NICE Guidelines support the choice to not be induced
The NICE Guidelines linked above state that ‘expectant management’ is as valid an option at 41 or 42 weeks as being induced. This includes offering two appointments a week for the baby to be monitored and checked, but this is not obligatory. Induction is simply one option of several available to you.
Caesarean is another option!
If you are reaching the end of pregnancy and don’t want to wait for spontaneous labour for any reason, induction isn’t the only option. If there is a medical reason that your pregnancy should end before labour starts on its own, induction is often the only thing that’s offered, but you can ask for a caesarean if you would prefer. Your rights to choose a caesarean are detailed in the AIMS Guide to Your Rights in Pregnancy and Birth.
If you choose induction, you can choose your options
Take a look at our article on your decisions during induction, because it’s really important to know that you have choices all the way through if you make the decision to be induced!

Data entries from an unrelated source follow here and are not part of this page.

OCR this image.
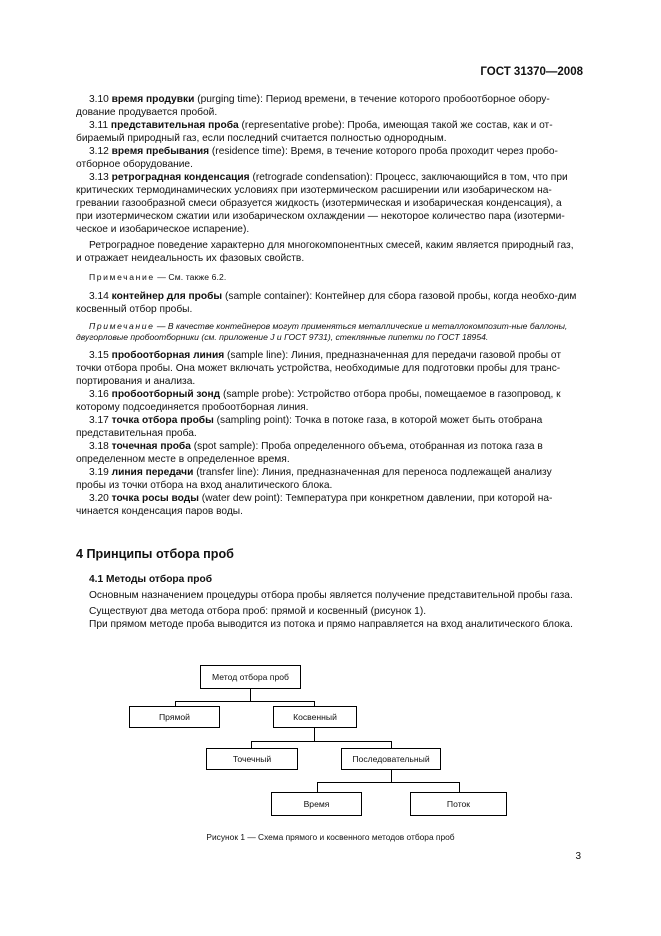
ГОСТ 31370—2008

3.10 время продувки (purging time): Период времени, в течение которого пробоотборное обору-дование продувается пробой.

3.11 представительная проба (representative probe): Проба, имеющая такой же состав, как и от-бираемый природный газ, если последний считается полностью однородным.

3.12 время пребывания (residence time): Время, в течение которого проба проходит через пробо-отборное оборудование.

3.13 ретроградная конденсация (retrograde condensation): Процесс, заключающийся в том, что при критических термодинамических условиях при изотермическом расширении или изобарическом на-гревании газообразной смеси образуется жидкость (изотермическая и изобарическая конденсация), а при изотермическом сжатии или изобарическом охлаждении — некоторое количество пара (изотерми-ческое и изобарическое испарение).

Ретроградное поведение характерно для многокомпонентных смесей, каким является природный газ, и отражает неидеальность их фазовых свойств.

Примечание — См. также 6.2.

3.14 контейнер для пробы (sample container): Контейнер для сбора газовой пробы, когда необхо-дим косвенный отбор пробы.

Примечание — В качестве контейнеров могут применяться металлические и металлокомпозит-ные баллоны, двугорловые пробоотборники (см. приложение J и ГОСТ 9731), стеклянные пипетки по ГОСТ 18954.

3.15 пробоотборная линия (sample line): Линия, предназначенная для передачи газовой пробы от точки отбора пробы. Она может включать устройства, необходимые для подготовки пробы для транс-портирования и анализа.

3.16 пробоотборный зонд (sample probe): Устройство отбора пробы, помещаемое в газопровод, к которому подсоединяется пробоотборная линия.

3.17 точка отбора пробы (sampling point): Точка в потоке газа, в которой может быть отобрана представительная проба.

3.18 точечная проба (spot sample): Проба определенного объема, отобранная из потока газа в определенном месте в определенное время.

3.19 линия передачи (transfer line): Линия, предназначенная для переноса подлежащей анализу пробы из точки отбора на вход аналитического блока.

3.20 точка росы воды (water dew point): Температура при конкретном давлении, при которой на-чинается конденсация паров воды.

4 Принципы отбора проб
4.1 Методы отбора проб

Основным назначением процедуры отбора пробы является получение представительной пробы газа.

Существуют два метода отбора проб: прямой и косвенный (рисунок 1).

При прямом методе проба выводится из потока и прямо направляется на вход аналитического блока.

Метод отбора проб
Прямой	Косвенный
Точечный	Последовательный
Время	Поток
Рисунок 1 — Схема прямого и косвенного методов отбора проб
3
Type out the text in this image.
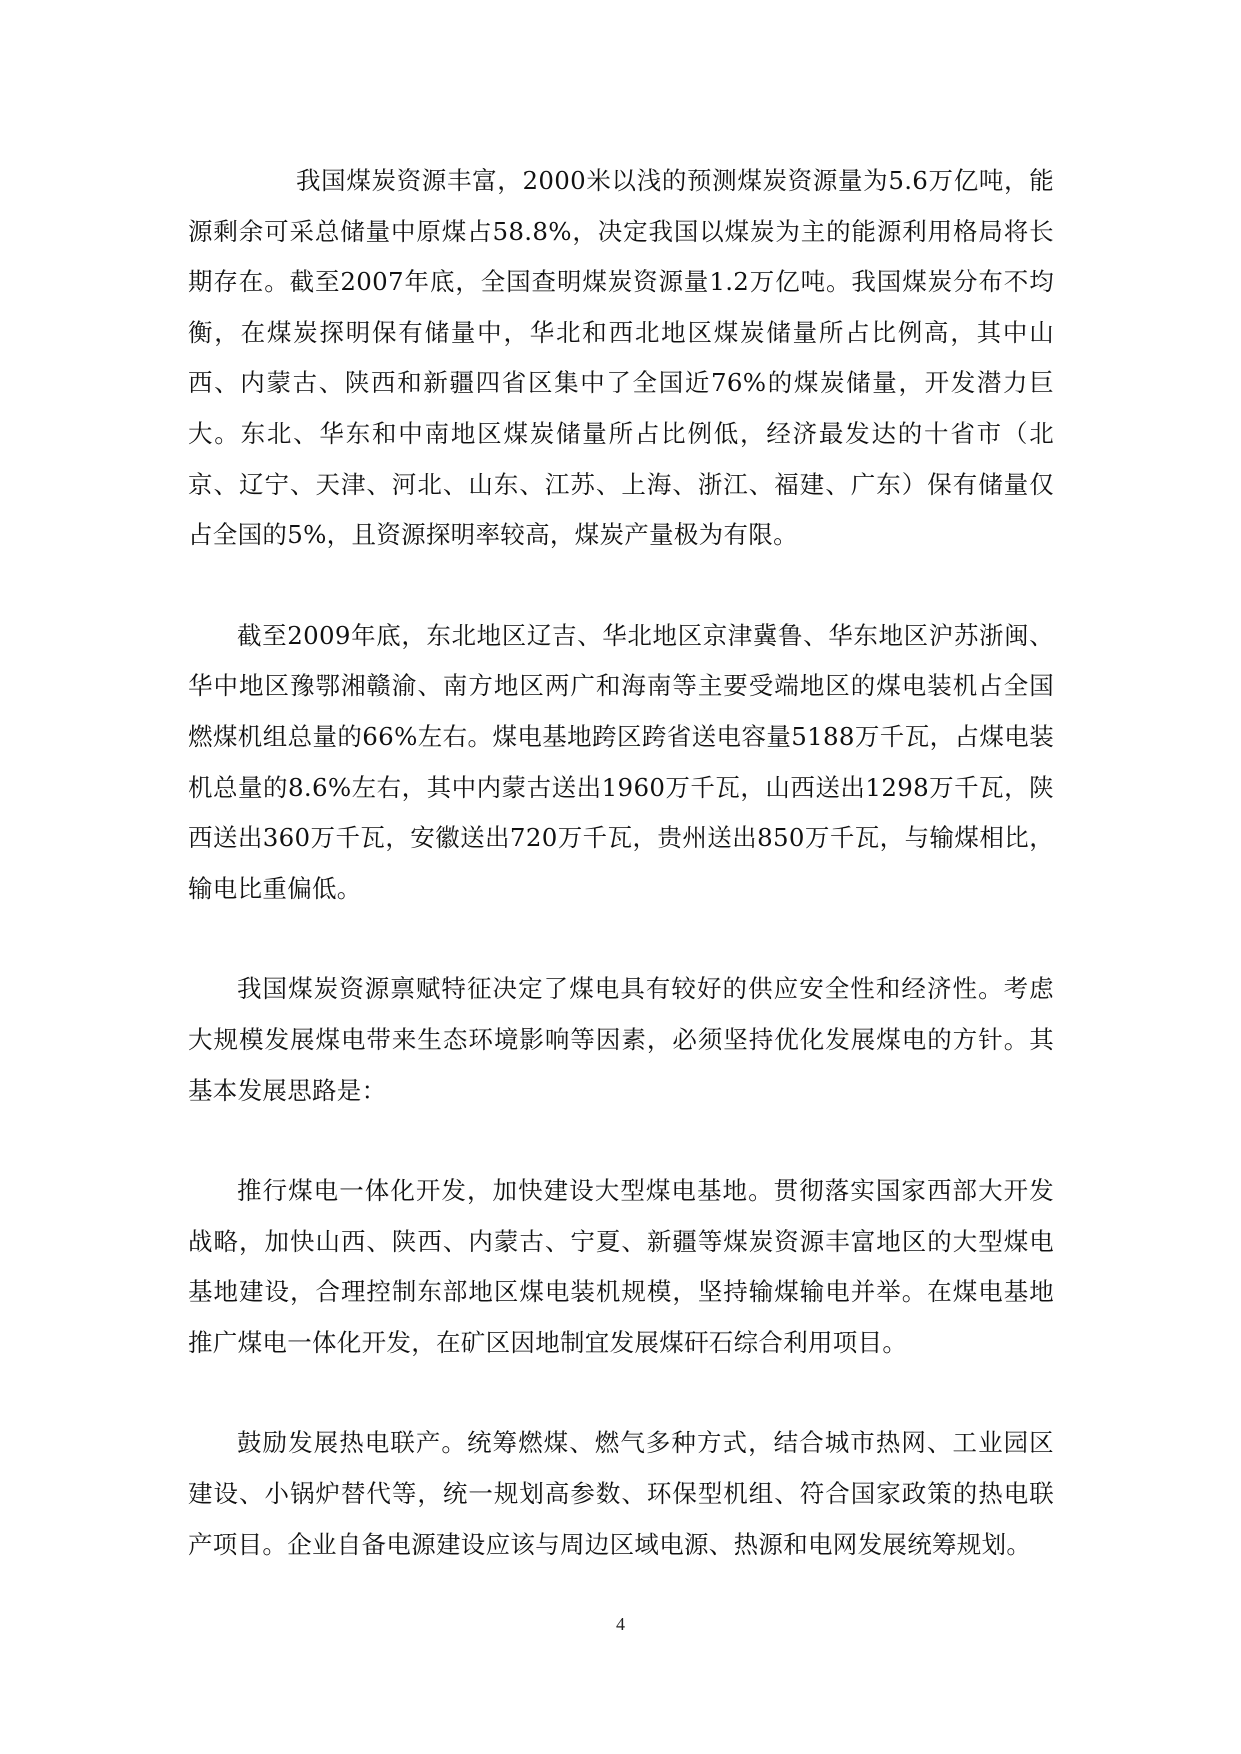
我国煤炭资源丰富，2000米以浅的预测煤炭资源量为5.6万亿吨，能源剩余可采总储量中原煤占58.8%，决定我国以煤炭为主的能源利用格局将长期存在。截至2007年底，全国查明煤炭资源量1.2万亿吨。我国煤炭分布不均衡，在煤炭探明保有储量中，华北和西北地区煤炭储量所占比例高，其中山西、内蒙古、陕西和新疆四省区集中了全国近76%的煤炭储量，开发潜力巨大。东北、华东和中南地区煤炭储量所占比例低，经济最发达的十省市（北京、辽宁、天津、河北、山东、江苏、上海、浙江、福建、广东）保有储量仅占全国的5%，且资源探明率较高，煤炭产量极为有限。

截至2009年底，东北地区辽吉、华北地区京津冀鲁、华东地区沪苏浙闽、华中地区豫鄂湘赣渝、南方地区两广和海南等主要受端地区的煤电装机占全国燃煤机组总量的66%左右。煤电基地跨区跨省送电容量5188万千瓦，占煤电装机总量的8.6%左右，其中内蒙古送出1960万千瓦，山西送出1298万千瓦，陕西送出360万千瓦，安徽送出720万千瓦，贵州送出850万千瓦，与输煤相比，输电比重偏低。

我国煤炭资源禀赋特征决定了煤电具有较好的供应安全性和经济性。考虑大规模发展煤电带来生态环境影响等因素，必须坚持优化发展煤电的方针。其基本发展思路是：

推行煤电一体化开发，加快建设大型煤电基地。贯彻落实国家西部大开发战略，加快山西、陕西、内蒙古、宁夏、新疆等煤炭资源丰富地区的大型煤电基地建设，合理控制东部地区煤电装机规模，坚持输煤输电并举。在煤电基地推广煤电一体化开发，在矿区因地制宜发展煤矸石综合利用项目。

鼓励发展热电联产。统筹燃煤、燃气多种方式，结合城市热网、工业园区建设、小锅炉替代等，统一规划高参数、环保型机组、符合国家政策的热电联产项目。企业自备电源建设应该与周边区域电源、热源和电网发展统筹规划。

4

‘Due dates’ are really just a guess
Our ‘due date’ is set at the day we reach 40 weeks of pregnancy. This is entirely made up and has no scientific validity. It is just a date that is somewhere between the most common time to give birth – between 37 and 42 weeks. The due date could have been set at 41 weeks, or 40 weeks and 3 days and mean exactly the same thing (nothing!).
We are not overdue once we’re over 40 weeks, we’re simply pregnant for longer than 40 weeks, just as the week before we were pregnant for longer than 39 weeks.
The options that you have if your pregnancy lasts longer than average is to simply wait for spontaneous labour, wait for labour but have your baby monitored a couple of times a week, be induced or have a caesarean. If you decide to decline the offer of induction but later change your mind, you can do so.
Induction is a serious medical intervention, but that doesn’t mean that the doctors and the hospital take over your body and your rights to decide. You can choose whether or not you wish to have an induction and you don’t need to persuade anyone else to agree with you! Any medical intervention is an offer – no matter how it’s presented to you – and the only person who can decide whether or not to go ahead with it is you.